Ce lundi, Marie-Antoinette Maupertuis nous a confié "comprendre la frustration des jeunes" quant au fait qu’ils n’aient pas été renouvelés. "J’en ai déjà discuté avec eux en amont, on a fait deux réunions, poursuit-elle. Je comprends qu’ils soient mécontents mais, en même temps, on ne peut pas dénigrer l’Assemblea di a Giuventù et un jury qui est souverain. Il a choisi selon des critères d’activité et, en l’occurrence, chaque vote s’est fait à l’unanimité. Tout le monde était d’accord."
À l’inverse, Pierre-Joseph Paganelli parle lui d’une "rupture de dialogue". "La présidente a dit qu’elle avait consulté les jeunes, c’est vrai, mais uniquement entre la première et la deuxième réunion après le premier courrier, soutient le représentant du syndicat CGC. Ensuite, il n’y a eu aucun compromis qui a été trouvé. Or, la politique, c’est un peu la recherche du compromis. Et surtout avec les jeunes nationalistes, ça aurait été bon de faire un geste. C’est là qu’on sent la volonté de rupture alors qu’on a toujours travaillé ensemble. Auparavant, avec le président Talamoni, il n’y avait jamais eu de soucis. Si on a avait des choses à dire on les disait, il y avait une écoute", avance l’étudiant qui a effectué deux mandats à l'Assemblea et qui précise que son syndicat "n’est affilié à aucun parti".
Pierre-Joseph Paganelli souligne que "le groupe de droite de l’Assemblée des jeunes s’était aussi associé au premier courrier rédigé à la suite de la première réunion avant de ne pas n’a pas souhaité prendre part à ce communiqué-là. Certains membres du groupe Custruimu l’Avvene (troisième groupe nationaliste à l’Assemblea di a Giuventù, ndlr), nous soutiennent également."
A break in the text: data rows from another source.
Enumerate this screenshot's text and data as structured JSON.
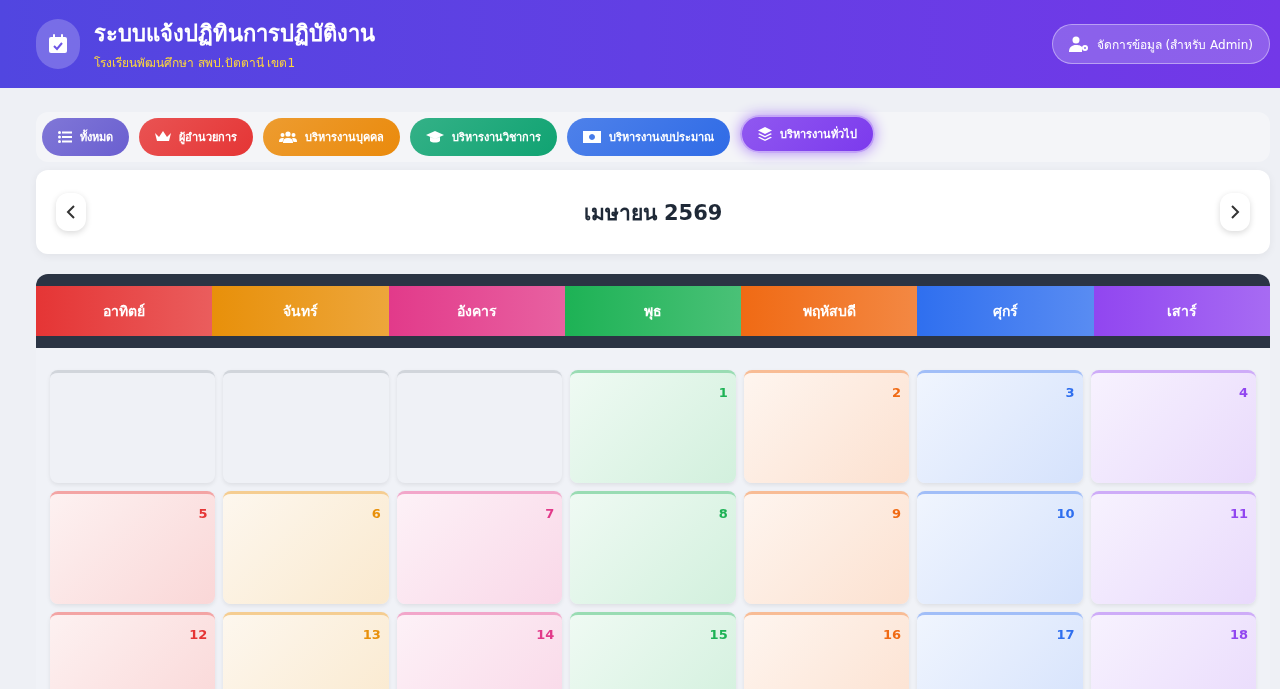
{
  "header": {
    "title": "ระบบแจ้งปฏิทินการปฏิบัติงาน",
    "subtitle": "โรงเรียนพัฒนศึกษา สพป.ปัตตานี เขต1",
    "admin_button": "จัดการข้อมูล (สำหรับ Admin)"
  },
  "filters": [
    {
      "label": "ทั้งหมด",
      "kind": "list",
      "color": "#6a5fd0",
      "selected": false
    },
    {
      "label": "ผู้อำนวยการ",
      "kind": "crown",
      "color": "#e53535",
      "selected": false
    },
    {
      "label": "บริหารงานบุคคล",
      "kind": "users",
      "color": "#ea8a0c",
      "selected": false
    },
    {
      "label": "บริหารงานวิชาการ",
      "kind": "cap",
      "color": "#10a372",
      "selected": false
    },
    {
      "label": "บริหารงานงบประมาณ",
      "kind": "money",
      "color": "#2f6be6",
      "selected": false
    },
    {
      "label": "บริหารงานทั่วไป",
      "kind": "layers",
      "color": "#7c3aed",
      "selected": true
    }
  ],
  "month_title": "เมษายน 2569",
  "weekdays": [
    {
      "label": "อาทิตย์",
      "color": "#e53535"
    },
    {
      "label": "จันทร์",
      "color": "#e8900a"
    },
    {
      "label": "อังคาร",
      "color": "#e23a8a"
    },
    {
      "label": "พุธ",
      "color": "#1db255"
    },
    {
      "label": "พฤหัสบดี",
      "color": "#f06a14"
    },
    {
      "label": "ศุกร์",
      "color": "#2f6fef"
    },
    {
      "label": "เสาร์",
      "color": "#9146f0"
    }
  ],
  "days": [
    {
      "kind": "empty"
    },
    {
      "kind": "empty"
    },
    {
      "kind": "empty"
    },
    {
      "kind": "day",
      "day": "1"
    },
    {
      "kind": "day",
      "day": "2"
    },
    {
      "kind": "day",
      "day": "3"
    },
    {
      "kind": "day",
      "day": "4"
    },
    {
      "kind": "day",
      "day": "5"
    },
    {
      "kind": "day",
      "day": "6"
    },
    {
      "kind": "day",
      "day": "7"
    },
    {
      "kind": "day",
      "day": "8"
    },
    {
      "kind": "day",
      "day": "9"
    },
    {
      "kind": "day",
      "day": "10"
    },
    {
      "kind": "day",
      "day": "11"
    },
    {
      "kind": "day",
      "day": "12"
    },
    {
      "kind": "day",
      "day": "13"
    },
    {
      "kind": "day",
      "day": "14"
    },
    {
      "kind": "day",
      "day": "15"
    },
    {
      "kind": "day",
      "day": "16"
    },
    {
      "kind": "day",
      "day": "17"
    },
    {
      "kind": "day",
      "day": "18"
    }
  ]
}
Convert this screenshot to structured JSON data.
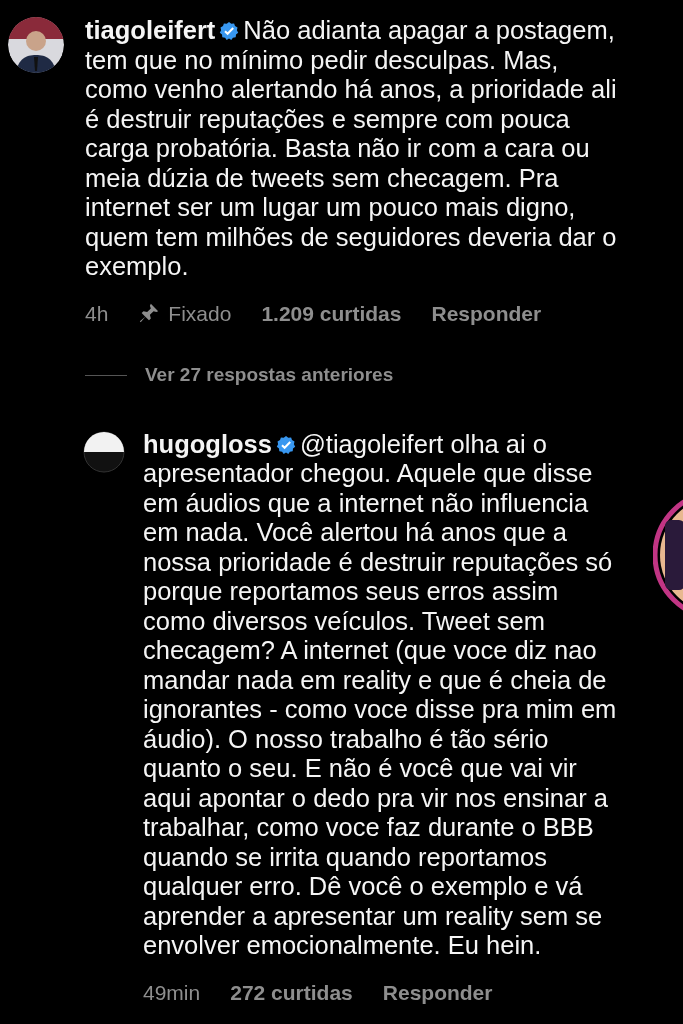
{
  "comments": [
    {
      "username": "tiagoleifert",
      "verified": true,
      "text": "Não adianta apagar a postagem,\ntem que no mínimo pedir desculpas. Mas,\ncomo venho alertando há anos, a prioridade ali\né destruir reputações e sempre com pouca\ncarga probatória. Basta não ir com a cara ou\nmeia dúzia de tweets sem checagem. Pra\ninternet ser um lugar um pouco mais digno,\nquem tem milhões de seguidores deveria dar o\nexemplo.",
      "time": "4h",
      "pinned": true,
      "pinned_label": "Fixado",
      "likes": "1.209 curtidas",
      "reply": "Responder",
      "view_replies": "Ver 27 respostas anteriores"
    },
    {
      "username": "hugogloss",
      "verified": true,
      "text": "@tiagoleifert olha ai o\napresentador chegou. Aquele que disse\nem áudios que a internet não influencia\nem nada. Você alertou há anos que a\nnossa prioridade é destruir reputações só\nporque reportamos seus erros assim\ncomo diversos veículos. Tweet sem\nchecagem? A internet (que voce diz nao\nmandar nada em reality e que é cheia de\nignorantes - como voce disse pra mim em\náudio). O nosso trabalho é tão sério\nquanto o seu. E não é você que vai vir\naqui apontar o dedo pra vir nos ensinar a\ntrabalhar, como voce faz durante o BBB\nquando se irrita quando reportamos\nqualquer erro. Dê você o exemplo e vá\naprender a apresentar um reality sem se\nenvolver emocionalmente. Eu hein.",
      "time": "49min",
      "pinned": false,
      "likes": "272 curtidas",
      "reply": "Responder"
    }
  ]
}
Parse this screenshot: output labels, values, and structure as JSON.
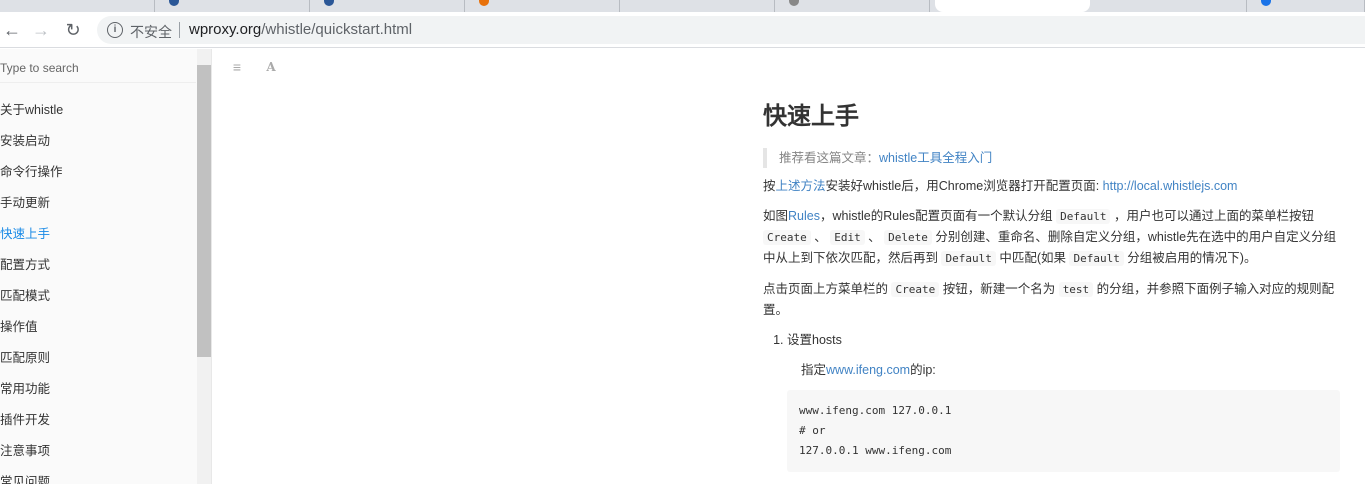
{
  "browser": {
    "security_label": "不安全",
    "url_host": "wproxy.org",
    "url_path": "/whistle/quickstart.html"
  },
  "sidebar": {
    "search_placeholder": "Type to search",
    "items": [
      {
        "label": "关于whistle"
      },
      {
        "label": "安装启动"
      },
      {
        "label": "命令行操作"
      },
      {
        "label": "手动更新"
      },
      {
        "label": "快速上手",
        "active": true
      },
      {
        "label": "配置方式"
      },
      {
        "label": "匹配模式"
      },
      {
        "label": "操作值"
      },
      {
        "label": "匹配原则"
      },
      {
        "label": "常用功能"
      },
      {
        "label": "插件开发"
      },
      {
        "label": "注意事项"
      },
      {
        "label": "常见问题"
      }
    ]
  },
  "content": {
    "title": "快速上手",
    "quote_prefix": "推荐看这篇文章：",
    "quote_link": "whistle工具全程入门",
    "p1_a": "按",
    "p1_link1": "上述方法",
    "p1_b": "安装好whistle后，用Chrome浏览器打开配置页面: ",
    "p1_link2": "http://local.whistlejs.com",
    "p2_a": "如图",
    "p2_link": "Rules",
    "p2_b": "，whistle的Rules配置页面有一个默认分组 ",
    "code_default": "Default",
    "p2_c": " ，用户也可以通过上面的菜单栏按钮 ",
    "code_create": "Create",
    "p2_sep1": " 、 ",
    "code_edit": "Edit",
    "p2_sep2": " 、 ",
    "code_delete": "Delete",
    "p2_d": " 分别创建、重命名、删除自定义分组，whistle先在选中的用户自定义分组中从上到下依次匹配，然后再到 ",
    "p2_e": " 中匹配(如果 ",
    "p2_f": " 分组被启用的情况下)。",
    "p3_a": "点击页面上方菜单栏的 ",
    "p3_b": " 按钮，新建一个名为 ",
    "code_test": "test",
    "p3_c": " 的分组，并参照下面例子输入对应的规则配置。",
    "step1_title": "设置hosts",
    "step1_sub_a": "指定",
    "step1_sub_link": "www.ifeng.com",
    "step1_sub_b": "的ip:",
    "code_line1": "www.ifeng.com 127.0.0.1",
    "code_line2": "# or",
    "code_line3": "127.0.0.1 www.ifeng.com"
  }
}
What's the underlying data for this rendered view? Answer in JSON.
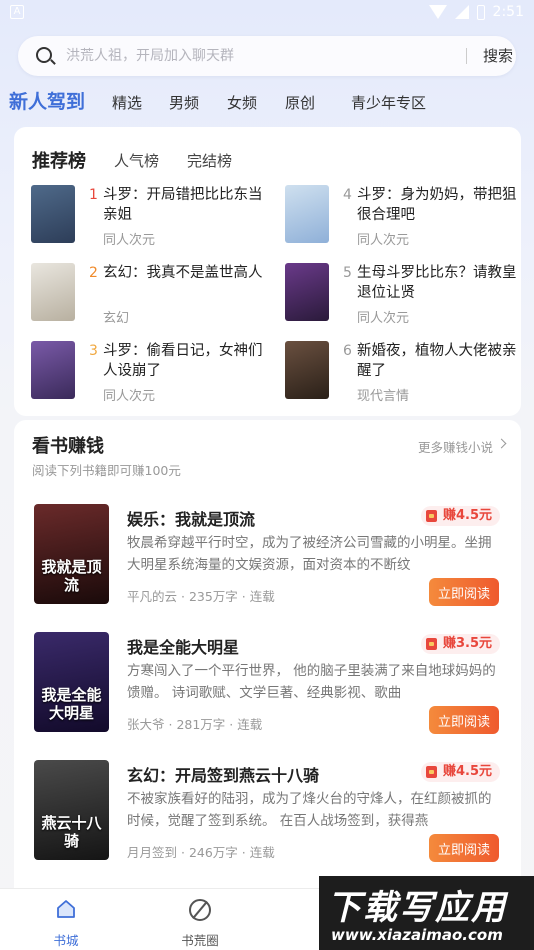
{
  "status_bar": {
    "time": "2:51",
    "app_indicator": "A"
  },
  "search": {
    "placeholder": "洪荒人祖，开局加入聊天群",
    "button_label": "搜索"
  },
  "top_tabs": [
    {
      "label": "新人驾到",
      "active": true
    },
    {
      "label": "精选"
    },
    {
      "label": "男频"
    },
    {
      "label": "女频"
    },
    {
      "label": "原创"
    },
    {
      "label": "青少年专区"
    }
  ],
  "rank_section": {
    "tabs": [
      {
        "label": "推荐榜",
        "active": true
      },
      {
        "label": "人气榜"
      },
      {
        "label": "完结榜"
      }
    ],
    "items": [
      {
        "rank": "1",
        "title": "斗罗：开局错把比比东当亲姐",
        "category": "同人次元",
        "rank_color": "#e8473c",
        "cover_colors": [
          "#4f6a8a",
          "#2d3d58"
        ]
      },
      {
        "rank": "2",
        "title": "玄幻：我真不是盖世高人",
        "category": "玄幻",
        "rank_color": "#f08a2a",
        "cover_colors": [
          "#e9e6df",
          "#b8b0a0"
        ]
      },
      {
        "rank": "3",
        "title": "斗罗：偷看日记，女神们人设崩了",
        "category": "同人次元",
        "rank_color": "#f0a840",
        "cover_colors": [
          "#7a5aa8",
          "#3a2a5a"
        ]
      },
      {
        "rank": "4",
        "title": "斗罗：身为奶妈，带把狙很合理吧",
        "category": "同人次元",
        "rank_color": "#999999",
        "cover_colors": [
          "#cfe0ef",
          "#8fb0d8"
        ]
      },
      {
        "rank": "5",
        "title": "生母斗罗比比东？请教皇退位让贤",
        "category": "同人次元",
        "rank_color": "#999999",
        "cover_colors": [
          "#6a3a8a",
          "#2a1a3a"
        ]
      },
      {
        "rank": "6",
        "title": "新婚夜，植物人大佬被亲醒了",
        "category": "现代言情",
        "rank_color": "#999999",
        "cover_colors": [
          "#6a5040",
          "#2a2018"
        ]
      }
    ]
  },
  "earn_section": {
    "title": "看书赚钱",
    "subtitle": "阅读下列书籍即可赚100元",
    "more_label": "更多赚钱小说",
    "books": [
      {
        "title": "娱乐：我就是顶流",
        "description": "牧晨希穿越平行时空，成为了被经济公司雪藏的小明星。坐拥大明星系统海量的文娱资源，面对资本的不断纹",
        "author": "平凡的云",
        "words": "235万字",
        "status": "连载",
        "reward": "赚4.5元",
        "button_label": "立即阅读",
        "cover_colors": [
          "#6a2a2a",
          "#1a0a0a"
        ],
        "cover_text": "我就是顶流"
      },
      {
        "title": "我是全能大明星",
        "description": "方寒闯入了一个平行世界， 他的脑子里装满了来自地球妈妈的馈赠。 诗词歌赋、文学巨著、经典影视、歌曲",
        "author": "张大爷",
        "words": "281万字",
        "status": "连载",
        "reward": "赚3.5元",
        "button_label": "立即阅读",
        "cover_colors": [
          "#3a2a6a",
          "#120a2a"
        ],
        "cover_text": "我是全能大明星"
      },
      {
        "title": "玄幻：开局签到燕云十八骑",
        "description": "不被家族看好的陆羽，成为了烽火台的守烽人，在红颜被抓的时候，觉醒了签到系统。 在百人战场签到，获得燕",
        "author": "月月签到",
        "words": "246万字",
        "status": "连载",
        "reward": "赚4.5元",
        "button_label": "立即阅读",
        "cover_colors": [
          "#4a4a4a",
          "#151515"
        ],
        "cover_text": "燕云十八骑"
      }
    ]
  },
  "bottom_nav": [
    {
      "label": "书城",
      "active": true,
      "icon": "home-icon"
    },
    {
      "label": "书荒圈",
      "active": false,
      "icon": "compass-icon"
    }
  ],
  "watermark": {
    "main": "下载写应用",
    "url": "www.xiazaimao.com"
  },
  "colors": {
    "accent": "#3f6fd8",
    "reward_red": "#e8473c",
    "button_orange": "#ef5a2e"
  }
}
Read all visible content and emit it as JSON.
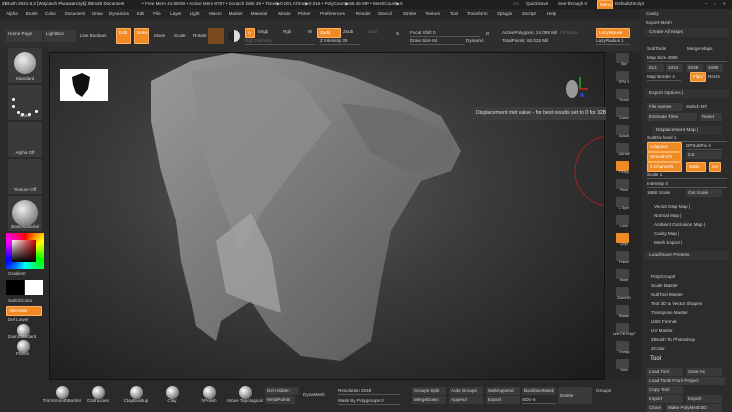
{
  "title_bar": {
    "title": "ZBrush 2021.6.2 [Wojciech Piwowarczyk]   ZBrush Document",
    "stats": "• Free Mem 44.99GB • Active Mem 8787 • Scratch Disk 49 • Timer▶0.001 ATime▶0.016 • PolyCount▶56.46 MP • MeshCount▶5",
    "ac": "AC",
    "quicksave": "QuickSave",
    "see_through": "See-through 0",
    "menus": "Menus",
    "default_zscript": "DefaultZScript"
  },
  "menu": [
    "Alpha",
    "Brush",
    "Color",
    "Document",
    "Draw",
    "Dynamics",
    "Edit",
    "File",
    "Layer",
    "Light",
    "Macro",
    "Marker",
    "Material",
    "Movie",
    "Picker",
    "Preferences",
    "Render",
    "Stencil",
    "Stroke",
    "Texture",
    "Tool",
    "Transform",
    "Zplugin",
    "Zscript",
    "Help"
  ],
  "shelf": {
    "home_page": "Home Page",
    "lightbox": "LightBox",
    "live_boolean": "Live Boolean",
    "edit": "Edit",
    "draw": "Draw",
    "move": "Move",
    "scale": "Scale",
    "rotate": "Rotate",
    "a": "A",
    "mrgb": "Mrgb",
    "rgb": "Rgb",
    "m": "M",
    "zadd": "Zadd",
    "zsub": "Zsub",
    "zcut": "Zcut",
    "rgb_intensity": "Rgb Intensity",
    "z_intensity": "Z Intensity 25",
    "focal_shift": "Focal Shift 0",
    "draw_size": "Draw Size 64",
    "dynamic": "Dynamic",
    "active_polygons": "ActivePolygons: 24.095 Mil",
    "total_points": "TotalPoints: 60.033 Mil",
    "fill_mode": "Fill Mode",
    "lazymouse": "LazyMouse",
    "lazyradius": "LazyRadius 1",
    "s_label": "S",
    "d_label": "D"
  },
  "left": {
    "brush": "Standard",
    "stroke": "Dots",
    "alpha": "Alpha Off",
    "texture": "Texture Off",
    "material": "BasicMaterial",
    "gradient": "Gradient",
    "switch_color": "SwitchColor",
    "alternate": "Alternate",
    "del_lower": "Del Lower",
    "dam_standard": "DamStandard",
    "planar": "Planar"
  },
  "tooltip": "Displacement mid value - for best results set to 0 for 32Bit",
  "right_strip": [
    "Bpr",
    "SPix 3",
    "Scroll",
    "Zoom",
    "Actual",
    "AAHalf",
    "Persp",
    "Floor",
    "L.Sym",
    "Lock",
    "Qxyz",
    "Frame",
    "Move",
    "Zoom3D",
    "Rotate",
    "Line Fill PolyF",
    "Transp",
    "Solo"
  ],
  "right_panel": {
    "cavity": "Cavity",
    "export_mesh": "Export Mesh",
    "create_all_maps": "Create All Maps",
    "subtools": "SubTools",
    "merge_maps": "Merge Maps",
    "map_size": "Map Size 4096",
    "s512": "512",
    "s1024": "1024",
    "s2048": "2048",
    "s4096": "4096",
    "map_border": "Map Border 4",
    "flipv": "FlipV",
    "reuv": "ReUV",
    "export_options": "Export Options |",
    "file_names": "File names",
    "switch_mt": "Switch MT",
    "estimate_time": "Estimate Time",
    "reset": "Reset",
    "displacement_map": "Displacement Map |",
    "subdiv_level": "SubDiv level 1",
    "adaptive": "Adaptive",
    "dpsubpix": "DPSubPix 4",
    "smoothuv": "SmoothUV",
    "mid_value": "0.5",
    "channels": "3 Channels",
    "bit32": "32Bit",
    "exr": "exr",
    "scale": "Scale 1",
    "intensity": "Intensity 0",
    "bit16_scale": "16Bit Scale",
    "get_scale": "Get Scale",
    "vector_disp_map": "Vector Disp Map |",
    "normal_map": "Normal Map |",
    "ao_map": "Ambient Occlusion Map |",
    "cavity_map": "Cavity Map |",
    "mesh_export": "Mesh Export |",
    "load_save_presets": "Load/Save Presets",
    "plugins": [
      "PolyGroupIt",
      "Scale Master",
      "SubTool Master",
      "Text 3D & Vector Shapes",
      "Transpose Master",
      "USD Format",
      "UV Master",
      "ZBrush To Photoshop",
      "ZColor"
    ],
    "tool": "Tool",
    "load_tool": "Load Tool",
    "save_as": "Save As",
    "load_tools_from_project": "Load Tools From Project",
    "copy_tool": "Copy Tool",
    "import": "Import",
    "export": "Export",
    "clone": "Clone",
    "make_polymesh": "Make PolyMesh3D"
  },
  "bottom": {
    "brushes": [
      "TrimSmoothBorder",
      "ClothLines",
      "ClayBuildup",
      "Clay",
      "hPolish",
      "Move Topological"
    ],
    "del_hidden": "Del Hidden",
    "weld_points": "WeldPoints",
    "dynamesh": "DynaMesh",
    "resolution": "Resolution 2048",
    "mask_by_polygroups": "Mask By Polygroups 0",
    "groups_split": "Groups Split",
    "auto_groups": "Auto Groups",
    "multi_append": "MultiAppend",
    "backface_mask": "BackfaceMask",
    "merge_down": "MergeDown",
    "append": "Append",
    "export": "Export",
    "sdiv": "SDiv 6",
    "delete": "Delete",
    "groups": "Groups"
  },
  "colors": {
    "accent": "#f08a24",
    "panel": "#2c2c2c",
    "canvas": "#3a3a3a"
  }
}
Question autour de l'âge limite
Jeudi dernier, dans la soirée, au moment de procéder au vote, la présidente de l’Assemblée de Corse avait évoqué le communiqué rédigé par les trois syndicats et les deux groupes de l’Assemblea di a Giuventù.
Dans l'hémicycle, certains élus avaient pris la parole, dont Paul-Félix Benedetti, pour Core in Fronte : "Je comprends que des jeunes investis aient la volonté de continuer à siéger. Ensuite, quand vient l'heure des choix, il y a toujours les désagréments de celui qui n'est pas retenu, avec motivation, sans motivation mais sûrement avec passion et exasperation peut être, mais je pense sans rancoeur. C'est a nous d'adapter la règle pour que cela ne se reproduise plus. Et je pense que ça passe par le non renouvellement systématisé, avec un mandat de 3 ou 4 ans. Il faudrait aussi mettre une barrière d’âge : de 16 à 29 ans, il y a un décalage de vécu, c’est une génération entière d’écart. Si on veut vraiment une assemblée de jeunes, on doit metrre un quantum d’âge qui représente des jeunes dans la pleine jeunesse, pas dans le début d’une vie d’adulte. Donnons à cette assemblée un côté éphèmere. Ça évitera des désagréments."
"Cet âge de 29 ans avait été augmenté à notre demande lors de notre première mandature, explique Pierre-Joseph Paganelli. À la base, c'était moins, mais nous avions fait changer le règlement pour s'accorder avec les autres structures de jeunesse qui existent à l'échelle européenne et qui vont presque toute jusqu'à 30 ans. Nous nous étions également accordés avec le "Pattu per a giuventù" de la collectivité qui propose une politque de jeunesse jusqu'à 30 ans. La demande a donc été logique, elle a été acceptée, le règlement avait été changé. On trouve donc surprenant que les élus, et y compris la présidente, parlent de changer l'âge sans même nous consulter alors que c'est nous qui l'avions changé."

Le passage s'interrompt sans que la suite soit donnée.